Barningham is a village in County Durham, in the Pennines of England.

History
Barningham is listed in Domesday Book as a property owned in 1066 by a Saxon lord, Thor, prior to the Norman conquest; by 1086, the ownership had transferred to Enisant Musard, with Count Alan of Brittany as a tenant.

Barningham is historically located in the North Riding of Yorkshire but along with the rest of the former Startforth Rural District it was transferred to County Durham for administrative and ceremonial purposes on 1 April 1974, under the provisions of the Local Government Act 1972.

Amenities
Barningham is a tranquil conservation village of around 60 houses. It has a large village green, a church, a stately hall occupied by a local landowning baronet, a village hall used by local interest groups and a recently restored pub. It is on the edge of moors stretching westwards to Cumbria and is a good base for walking the local dales and hills.

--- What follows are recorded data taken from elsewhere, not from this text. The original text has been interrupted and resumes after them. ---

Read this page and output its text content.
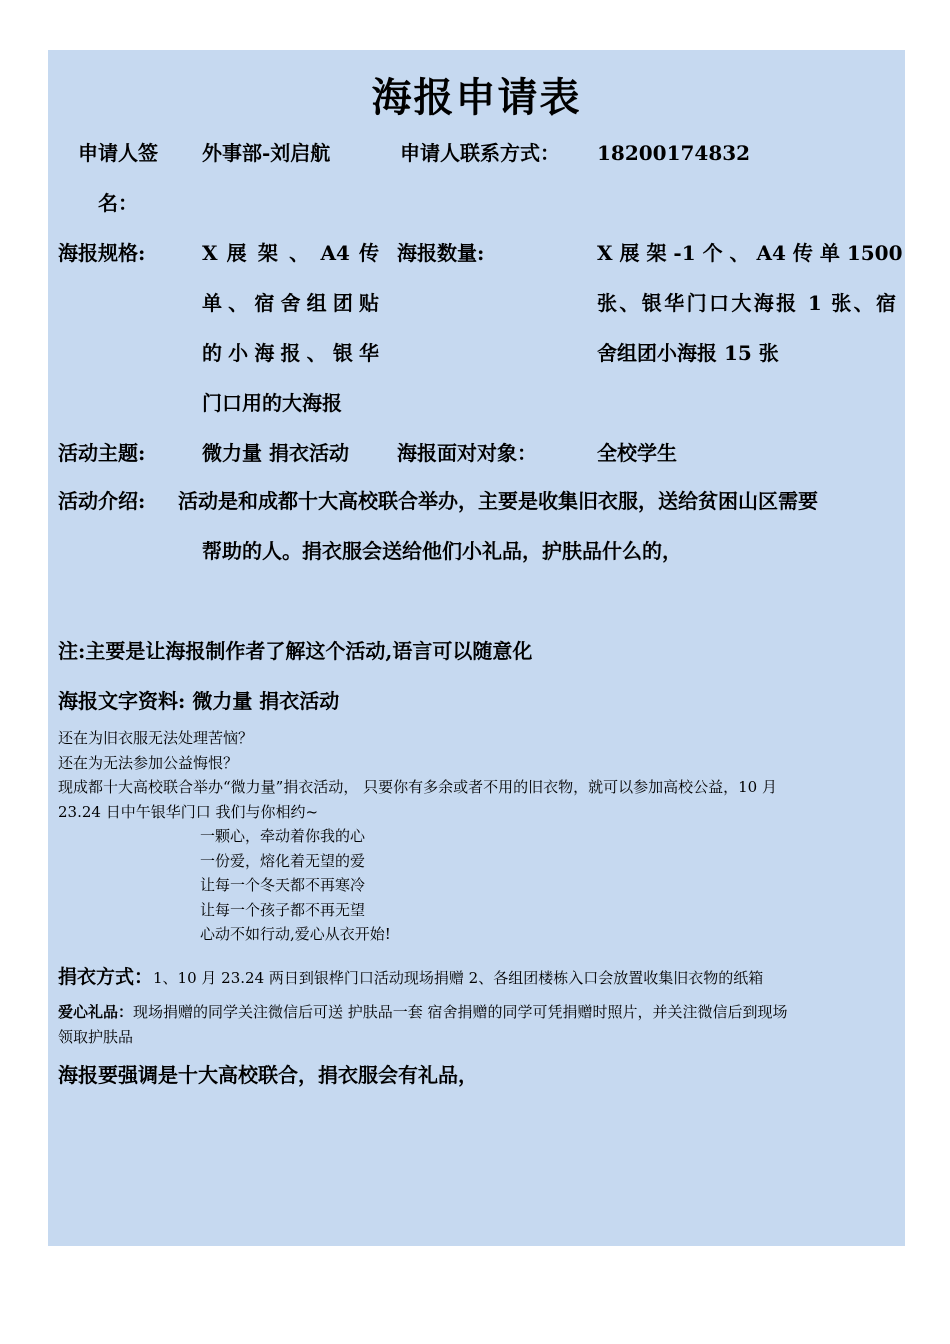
海报申请表
申请人签
名：
外事部-刘启航	申请人联系方式： 18200174832
海报规格:	X 展 架 、 A4 传
单、宿舍组团贴
的小海报、银华
门口用的大海报
海报数量:	X 展 架 -1 个 、 A4 传 单 1500
张、银华门口大海报 1 张、宿
舍组团小海报 15 张
活动主题:	微力量 捐衣活动 海报面对对象：	全校学生
活动介绍: 活动是和成都十大高校联合举办，主要是收集旧衣服，送给贫困山区需要
帮助的人。捐衣服会送给他们小礼品，护肤品什么的，
注:主要是让海报制作者了解这个活动,语言可以随意化
海报文字资料: 微力量 捐衣活动
还在为旧衣服无法处理苦恼？
还在为无法参加公益悔恨？
现成都十大高校联合举办“微力量”捐衣活动， 只要你有多余或者不用的旧衣物，就可以参加高校公益，10 月
23.24 日中午银华门口 我们与你相约~
一颗心，牵动着你我的心
一份爱，熔化着无望的爱
让每一个冬天都不再寒冷
让每一个孩子都不再无望
心动不如行动,爱心从衣开始!
捐衣方式：1、10 月 23.24 两日到银桦门口活动现场捐赠 2、各组团楼栋入口会放置收集旧衣物的纸箱
爱心礼品：现场捐赠的同学关注微信后可送 护肤品一套 宿舍捐赠的同学可凭捐赠时照片，并关注微信后到现场
领取护肤品
海报要强调是十大高校联合，捐衣服会有礼品，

The village has an enthusiastic local history society which runs a website and offers assistance to anyone trying to trace ancestors from the area.

Notable buildings
Barningham Park has been the home of the Milbank family since 1690. It is a Grade II* listed country house dating from the 15th century set in a 7000-acre estate.

The Milbank Arms is a Grade II listed public house built in the early 19th century and extensively rebuilt in 2019.  It was formerly on the Campaign for Real Ale's National Inventory of Historic Pub Interiors.